Component

MA Public Opinion and Political Behaviour
MA Creative Writing options

Year 1, Component 05

Creative Writing option from list
LT901-7-FY
Dissertation Preparation: Postgraduate Research and Writing Skills
(20 CREDITS)

Are you ready for your dissertation? Examine a variety of research methods and methodologies, building the research skills and understanding needed to complete your postgraduate-level research project.

LT908-7-SP
Writing the Novel
(20 CREDITS)

What inspires a writer? How do you develop your idea? What about plotting, character, structure and setting? Explore the general principles of developing a novel from initial inspiration to final draft.
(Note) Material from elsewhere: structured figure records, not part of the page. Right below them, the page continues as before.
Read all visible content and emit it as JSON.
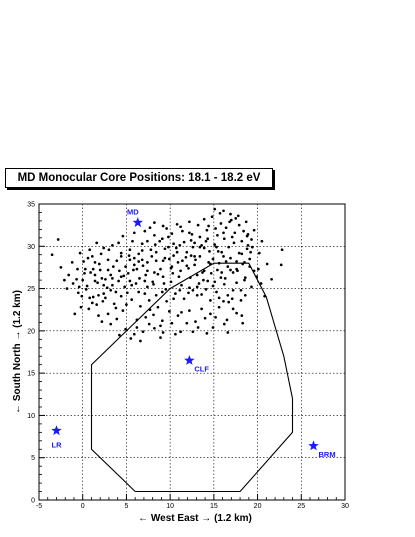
{
  "chart_data": {
    "type": "scatter",
    "title": "MD Monocular Core Positions: 18.1 - 18.2 eV",
    "xlabel": "← West East → (1.2 km)",
    "ylabel": "← South North → (1.2 km)",
    "xlim": [
      -5,
      30
    ],
    "ylim": [
      0,
      35
    ],
    "x_ticks": [
      -5,
      0,
      5,
      10,
      15,
      20,
      25,
      30
    ],
    "y_ticks": [
      0,
      5,
      10,
      15,
      20,
      25,
      30,
      35
    ],
    "grid": true,
    "marker_color": "#000000",
    "site_color": "#1a1aff",
    "sites": [
      {
        "name": "MD",
        "x": 6.3,
        "y": 32.8
      },
      {
        "name": "CLF",
        "x": 12.2,
        "y": 16.5
      },
      {
        "name": "LR",
        "x": -3.0,
        "y": 8.2
      },
      {
        "name": "BRM",
        "x": 26.4,
        "y": 6.4
      }
    ],
    "boundary": [
      [
        6,
        1
      ],
      [
        18,
        1
      ],
      [
        24,
        8
      ],
      [
        24,
        12
      ],
      [
        23,
        17
      ],
      [
        21,
        24
      ],
      [
        19,
        28
      ],
      [
        15,
        28
      ],
      [
        10,
        25
      ],
      [
        1,
        16
      ],
      [
        1,
        6
      ],
      [
        6,
        1
      ]
    ],
    "points": [
      [
        -2.8,
        30.8
      ],
      [
        -3.5,
        29
      ],
      [
        -2.5,
        27.5
      ],
      [
        -1.8,
        25
      ],
      [
        -0.9,
        22
      ],
      [
        -0.5,
        24.5
      ],
      [
        0,
        26
      ],
      [
        0.3,
        27.3
      ],
      [
        0.6,
        28.6
      ],
      [
        0.9,
        26.9
      ],
      [
        1.2,
        24
      ],
      [
        1.4,
        28.1
      ],
      [
        1.7,
        25.7
      ],
      [
        2,
        27.2
      ],
      [
        2.3,
        23.5
      ],
      [
        2.6,
        26.1
      ],
      [
        2.9,
        28.4
      ],
      [
        3.2,
        24.8
      ],
      [
        3.5,
        27.6
      ],
      [
        3.8,
        22.7
      ],
      [
        4.1,
        25.9
      ],
      [
        4.4,
        29.2
      ],
      [
        4.7,
        26.5
      ],
      [
        5,
        23.1
      ],
      [
        5.3,
        28.9
      ],
      [
        5.6,
        25.4
      ],
      [
        5.9,
        27.8
      ],
      [
        6.2,
        21.3
      ],
      [
        6.5,
        26.2
      ],
      [
        6.8,
        29.5
      ],
      [
        7.1,
        24.4
      ],
      [
        7.4,
        27.1
      ],
      [
        7.7,
        22.5
      ],
      [
        8,
        25.8
      ],
      [
        8.3,
        30.2
      ],
      [
        8.6,
        26.7
      ],
      [
        8.9,
        20.6
      ],
      [
        9.2,
        28.3
      ],
      [
        9.5,
        24.9
      ],
      [
        9.8,
        31.1
      ],
      [
        10.1,
        27.4
      ],
      [
        10.4,
        23.8
      ],
      [
        10.7,
        29.8
      ],
      [
        11,
        26.4
      ],
      [
        11.3,
        22.2
      ],
      [
        11.6,
        30.5
      ],
      [
        11.9,
        27.7
      ],
      [
        12.2,
        25.1
      ],
      [
        12.5,
        31.4
      ],
      [
        12.8,
        28.8
      ],
      [
        13.1,
        24.2
      ],
      [
        13.4,
        29.9
      ],
      [
        13.7,
        26.9
      ],
      [
        14,
        21.5
      ],
      [
        14.3,
        30.9
      ],
      [
        14.6,
        27.9
      ],
      [
        14.9,
        25.3
      ],
      [
        15.2,
        32.1
      ],
      [
        15.5,
        29.4
      ],
      [
        15.8,
        26.3
      ],
      [
        16.1,
        31.6
      ],
      [
        16.4,
        28.2
      ],
      [
        16.7,
        23.4
      ],
      [
        17,
        33.1
      ],
      [
        17.3,
        30.4
      ],
      [
        17.6,
        27.3
      ],
      [
        17.9,
        32.5
      ],
      [
        18.2,
        29.1
      ],
      [
        18.5,
        26
      ],
      [
        18.8,
        31.2
      ],
      [
        19.1,
        28.5
      ],
      [
        19.6,
        27.1
      ],
      [
        22.8,
        29.6
      ],
      [
        22.7,
        27.8
      ],
      [
        15.1,
        34.4
      ],
      [
        16.1,
        34.2
      ],
      [
        16.9,
        33.8
      ],
      [
        17.5,
        33.3
      ],
      [
        15.7,
        33.9
      ],
      [
        13.9,
        33.2
      ],
      [
        12.2,
        32.9
      ],
      [
        10.8,
        32.6
      ],
      [
        9.6,
        32.1
      ],
      [
        8.2,
        31.3
      ],
      [
        7.1,
        31.8
      ],
      [
        6.8,
        30.3
      ],
      [
        5.7,
        30.6
      ],
      [
        4.1,
        30.4
      ],
      [
        3,
        29.6
      ],
      [
        2.1,
        29.1
      ],
      [
        1.1,
        28.8
      ],
      [
        0.1,
        28.2
      ],
      [
        -0.6,
        27.3
      ],
      [
        0.5,
        25.3
      ],
      [
        1.1,
        23.3
      ],
      [
        1.8,
        21.8
      ],
      [
        2.9,
        22
      ],
      [
        3.9,
        21.4
      ],
      [
        4.9,
        20.2
      ],
      [
        5.9,
        19.6
      ],
      [
        6.9,
        19.9
      ],
      [
        7.6,
        20.8
      ],
      [
        8.1,
        21.9
      ],
      [
        9.1,
        21.2
      ],
      [
        9.9,
        22.3
      ],
      [
        10.9,
        21.8
      ],
      [
        11.9,
        20.9
      ],
      [
        12.9,
        21.1
      ],
      [
        13.6,
        22.6
      ],
      [
        14.6,
        22
      ],
      [
        15.6,
        22.8
      ],
      [
        16.5,
        21.3
      ],
      [
        17.6,
        22.1
      ],
      [
        18.1,
        23.6
      ],
      [
        18.6,
        24.2
      ],
      [
        19.3,
        25.2
      ],
      [
        17.2,
        24.8
      ],
      [
        16.2,
        25.5
      ],
      [
        15.3,
        24.6
      ],
      [
        14.3,
        25.9
      ],
      [
        13.3,
        25.6
      ],
      [
        12.3,
        26.3
      ],
      [
        11.3,
        25.4
      ],
      [
        10.3,
        26.8
      ],
      [
        9.3,
        25.6
      ],
      [
        8.4,
        24.2
      ],
      [
        7.4,
        25.2
      ],
      [
        6.4,
        24.6
      ],
      [
        5.4,
        25.9
      ],
      [
        4.4,
        24.1
      ],
      [
        3.4,
        25.4
      ],
      [
        2.4,
        24.4
      ],
      [
        1.4,
        25.9
      ],
      [
        1.9,
        27.9
      ],
      [
        2.9,
        27.2
      ],
      [
        3.9,
        28.3
      ],
      [
        4.9,
        27.6
      ],
      [
        5.9,
        28.6
      ],
      [
        6.9,
        27.7
      ],
      [
        7.9,
        28.8
      ],
      [
        8.9,
        27.3
      ],
      [
        9.9,
        28.5
      ],
      [
        10.9,
        28.1
      ],
      [
        11.9,
        29.3
      ],
      [
        12.9,
        28.4
      ],
      [
        13.9,
        29.8
      ],
      [
        14.9,
        28.5
      ],
      [
        15.9,
        29.3
      ],
      [
        16.9,
        28.6
      ],
      [
        17.9,
        29.2
      ],
      [
        18.9,
        30.1
      ],
      [
        18.4,
        31.8
      ],
      [
        17.4,
        31.6
      ],
      [
        16.4,
        32.2
      ],
      [
        15.4,
        31.3
      ],
      [
        14.4,
        32.4
      ],
      [
        13.4,
        31.1
      ],
      [
        12.4,
        30.7
      ],
      [
        11.4,
        31.8
      ],
      [
        10.4,
        30.3
      ],
      [
        9.4,
        29.7
      ],
      [
        8.4,
        29.3
      ],
      [
        7.4,
        30.6
      ],
      [
        6.4,
        29.1
      ],
      [
        5.4,
        29.6
      ],
      [
        4.4,
        28.8
      ],
      [
        3.4,
        30.1
      ],
      [
        2.4,
        29.8
      ],
      [
        1.6,
        30.4
      ],
      [
        0.8,
        29.6
      ],
      [
        -0.3,
        29.2
      ],
      [
        -1.2,
        28.1
      ],
      [
        -1.6,
        26.6
      ],
      [
        -2.1,
        26
      ],
      [
        -1.1,
        25.6
      ],
      [
        -0.1,
        24.1
      ],
      [
        0.7,
        22.6
      ],
      [
        1.6,
        23.1
      ],
      [
        2.6,
        23.9
      ],
      [
        3.6,
        23.2
      ],
      [
        4.6,
        22.4
      ],
      [
        5.6,
        23.7
      ],
      [
        6.6,
        22.9
      ],
      [
        7.6,
        23.6
      ],
      [
        8.6,
        22.8
      ],
      [
        9.6,
        23.5
      ],
      [
        10.6,
        24.4
      ],
      [
        11.6,
        23.8
      ],
      [
        12.6,
        24.8
      ],
      [
        13.6,
        24.3
      ],
      [
        14.6,
        23.6
      ],
      [
        15.6,
        23.9
      ],
      [
        16.6,
        24.2
      ],
      [
        17.6,
        25.7
      ],
      [
        18.6,
        26.3
      ],
      [
        19.1,
        27.6
      ],
      [
        13.9,
        27.1
      ],
      [
        13.1,
        26.6
      ],
      [
        12.1,
        27.4
      ],
      [
        11.2,
        27.1
      ],
      [
        10.2,
        27.6
      ],
      [
        9.2,
        26.4
      ],
      [
        8.2,
        26.9
      ],
      [
        7.2,
        26.6
      ],
      [
        6.2,
        27.3
      ],
      [
        5.2,
        26.8
      ],
      [
        4.2,
        27.1
      ],
      [
        3.2,
        26.6
      ],
      [
        2.2,
        26.2
      ],
      [
        1.2,
        27.3
      ],
      [
        0.2,
        26.8
      ],
      [
        -0.7,
        26.1
      ],
      [
        4.6,
        31.2
      ],
      [
        5.9,
        31.6
      ],
      [
        7.7,
        32.2
      ],
      [
        9.1,
        30.9
      ],
      [
        11.1,
        30.1
      ],
      [
        12.6,
        29.9
      ],
      [
        14.1,
        30.6
      ],
      [
        15.1,
        30.2
      ],
      [
        16.2,
        30.9
      ],
      [
        17.1,
        31.1
      ],
      [
        18.2,
        30.6
      ],
      [
        18.8,
        29.7
      ],
      [
        19.2,
        29.3
      ],
      [
        16.7,
        29.9
      ],
      [
        15.6,
        28
      ],
      [
        14.7,
        26.8
      ],
      [
        13.8,
        26
      ],
      [
        12.8,
        27.8
      ],
      [
        11.8,
        28.7
      ],
      [
        10.8,
        29.3
      ],
      [
        9.8,
        29.9
      ],
      [
        8.8,
        30.6
      ],
      [
        7.8,
        29.6
      ],
      [
        6.8,
        28.4
      ],
      [
        5.8,
        27.2
      ],
      [
        4.8,
        25.2
      ],
      [
        3.8,
        24.6
      ],
      [
        2.8,
        25.1
      ],
      [
        1.8,
        24.2
      ],
      [
        0.8,
        23.9
      ],
      [
        -0.2,
        22.8
      ],
      [
        2.2,
        21.1
      ],
      [
        3.2,
        20.8
      ],
      [
        4.2,
        19.5
      ],
      [
        6.2,
        20.4
      ],
      [
        7.2,
        21.6
      ],
      [
        8.2,
        20.3
      ],
      [
        9.2,
        19.8
      ],
      [
        10.2,
        20.9
      ],
      [
        11.2,
        19.9
      ],
      [
        12.2,
        22.4
      ],
      [
        13.2,
        20.4
      ],
      [
        14.2,
        19.7
      ],
      [
        15.2,
        21.6
      ],
      [
        16.2,
        20.8
      ],
      [
        17.2,
        22.6
      ],
      [
        18.2,
        21.8
      ],
      [
        15.9,
        26.9
      ],
      [
        16.6,
        27.6
      ],
      [
        17.6,
        28.2
      ],
      [
        18.3,
        27.9
      ],
      [
        17.2,
        26.9
      ],
      [
        16.3,
        26.2
      ],
      [
        15.4,
        27.2
      ],
      [
        14.4,
        28.1
      ],
      [
        13.4,
        28.8
      ],
      [
        12.4,
        28.9
      ],
      [
        11.4,
        28.3
      ],
      [
        10.4,
        28.9
      ],
      [
        9.4,
        28.6
      ],
      [
        8.4,
        28.3
      ],
      [
        7.4,
        28.1
      ],
      [
        6.4,
        28.2
      ],
      [
        5.4,
        28.4
      ],
      [
        4.4,
        26.4
      ],
      [
        3.4,
        26.2
      ],
      [
        2.4,
        25.4
      ],
      [
        1.4,
        26.6
      ],
      [
        0.4,
        24.9
      ],
      [
        -0.4,
        25.2
      ],
      [
        5.1,
        24.5
      ],
      [
        6.1,
        25.6
      ],
      [
        7.1,
        25.9
      ],
      [
        8.1,
        25.5
      ],
      [
        9.1,
        24.6
      ],
      [
        10.1,
        25.8
      ],
      [
        11.1,
        24.8
      ],
      [
        12.1,
        24.5
      ],
      [
        13.1,
        25.2
      ],
      [
        14.1,
        24.9
      ],
      [
        15.1,
        25.8
      ],
      [
        16.1,
        23.5
      ],
      [
        17.1,
        23.8
      ],
      [
        18.1,
        24.8
      ],
      [
        14.2,
        31.9
      ],
      [
        13.2,
        32.5
      ],
      [
        12.2,
        31.6
      ],
      [
        11.2,
        32.3
      ],
      [
        10.2,
        31.5
      ],
      [
        9.2,
        32.4
      ],
      [
        8.2,
        32.8
      ],
      [
        14.8,
        33.5
      ],
      [
        15.8,
        32.7
      ],
      [
        16.8,
        32.9
      ],
      [
        17.8,
        33.6
      ],
      [
        18.7,
        32.9
      ],
      [
        18.9,
        31.4
      ],
      [
        19.3,
        30.8
      ],
      [
        12.8,
        30.4
      ],
      [
        13.6,
        30.1
      ],
      [
        14.5,
        29.4
      ],
      [
        15.3,
        29.9
      ],
      [
        16.1,
        28.8
      ],
      [
        16.9,
        27.2
      ],
      [
        17.7,
        27.1
      ],
      [
        18.5,
        28.1
      ],
      [
        19.4,
        29.9
      ],
      [
        6.6,
        18.8
      ],
      [
        5.5,
        19.1
      ],
      [
        8.9,
        19.2
      ],
      [
        10.6,
        19.6
      ],
      [
        12.6,
        19.9
      ],
      [
        14.9,
        20.4
      ],
      [
        16.6,
        19.8
      ],
      [
        18.3,
        20.9
      ],
      [
        19.9,
        26.4
      ],
      [
        20.1,
        27.3
      ],
      [
        20.4,
        25.6
      ],
      [
        20.8,
        24.1
      ],
      [
        20.2,
        29.2
      ],
      [
        19.6,
        31.9
      ],
      [
        20.5,
        30.6
      ],
      [
        21.1,
        27.9
      ],
      [
        21.6,
        26.1
      ]
    ]
  }
}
Undertake practical exercises to find out which writing methods best suit you and your ideas.

LT909-7-SP
Memory Maps: Practices in Psychogeography
(20 CREDITS)

A new genre of literature has been emerging: moving between fiction, history, traveller's tales, and memoir, it explores the spirit of place. This tradition of “psychogeography” has been most vividly taken up and given a new contemporary twist by writers in the eastern stretches of England, in the work of writers such as Ronald Blythe, W.G. Sebald and Iain Sinclair. This module is concerned with writing on the landscape of this region – the ways the wilder reaches of Essex and Suffolk have been depicted – and allows you to develop your critical and creative writing about place. This module usually involves a walking tour around Colchester where we will have the chance to explore these literary landscapes and experience these worlds for ourselves. Students will incur travel costs of approximately £2.50 for this trip.

LT913-7-AU
Dramatic Structure
(20 CREDITS)

Want to write your own stage plays? Have an idea of a screenplay? Learn about the range of contemporary plays and possibilities that exist within contemporary drama. Develop your own work, discussing topics like dialogue, construction of plot and structure of scenes within a supportive and creative environment.

LT923-7-AU
Shakespeare and the Early/Modern
(20 CREDITS)

What are the challenges when researching Shakespeare? What about other early-modern literature? Explore major critical approaches linked to key Shakespeare texts. Gain in-depth knowledge of works, their contexts and critical achievements. Build your own research skills, with training in archival research alongside mastering of a range of resources.

LT953-7-AU
Screenwriting Workshop
(20 CREDITS)

Screenwriting is a vital part of the filmmaking process and this module will introduce you to the practical aspects of writing for the screen; from initiating ideas through to structuring a story, characterisation, dialogue and formatting.

LT962-7-SP
Crossing the Boundaries: Literature and Translation in a Global Context
(20 CREDITS)

This module explores the practice and theory of translating literary texts in a global context. We will discuss issues related to literary form and genre, analysing translations of epic and lyric poetry, prose fiction, and classical and modern drama. We will examine the changes in the cultural status of translation from the ancient times to the present, analysing ways in which translations have contributed to the dissemination and reception of texts. The module considers literary translation as an act of crossing national borders and linguistic and cultural boundaries and an activity that allows diverse literary cultures to come into contact. We will explore literary translation in a global context, discussing historical moments in which literary texts and their translations originate, and focusing on the questions of power and ideology, feminism and gender, and cultural hegemony and postcolonialism. We will also focus on the political and philosophical debates that literary translations have provoked.

LT976-7-SP
Queer: Literature, Culture, History
(20 CREDITS)

Beginning with the influential case of the Wilde trial in the final years of the Victorian period, the module traces some of the main strands of queer culture throughout the twentieth and early twenty-first centuries. As well as reading a selection of classic works of gay and lesbian fiction, you will also engage with journalism, letters, essays, memoir, visual art, documentary, film drama, and queer theory. Drawing on these varied sources, we will explore the modern cultural history of gay, lesbian, bisexual, transgender, and gender-diverse people. Topics addressed include: the shifting status of same-sex desire in western culture; homosexuality in the nineteenth century; gay rights in the twentieth century; gay and lesbian fiction and memoir; constructions of gender and sexuality within medical and psychiatric discourse; intersectionality; black lesbian feminism; discourse, knowledge, and power; the Stonewall uprising and its precursors; the AIDS epidemic; the New Queer Cinema; transgender identity and activism; queer theory; LGBTQ Hollywood and world cinema; and contemporary queer culture. The module takes a comparative, interdisciplinary approach in order to show how the topics addressed have been taken up in different mediums and in varying cultural and historical contexts. While much of our focus will be on historical examples, consideration will be given throughout to how the texts on the syllabus illuminate present-day issues and debates.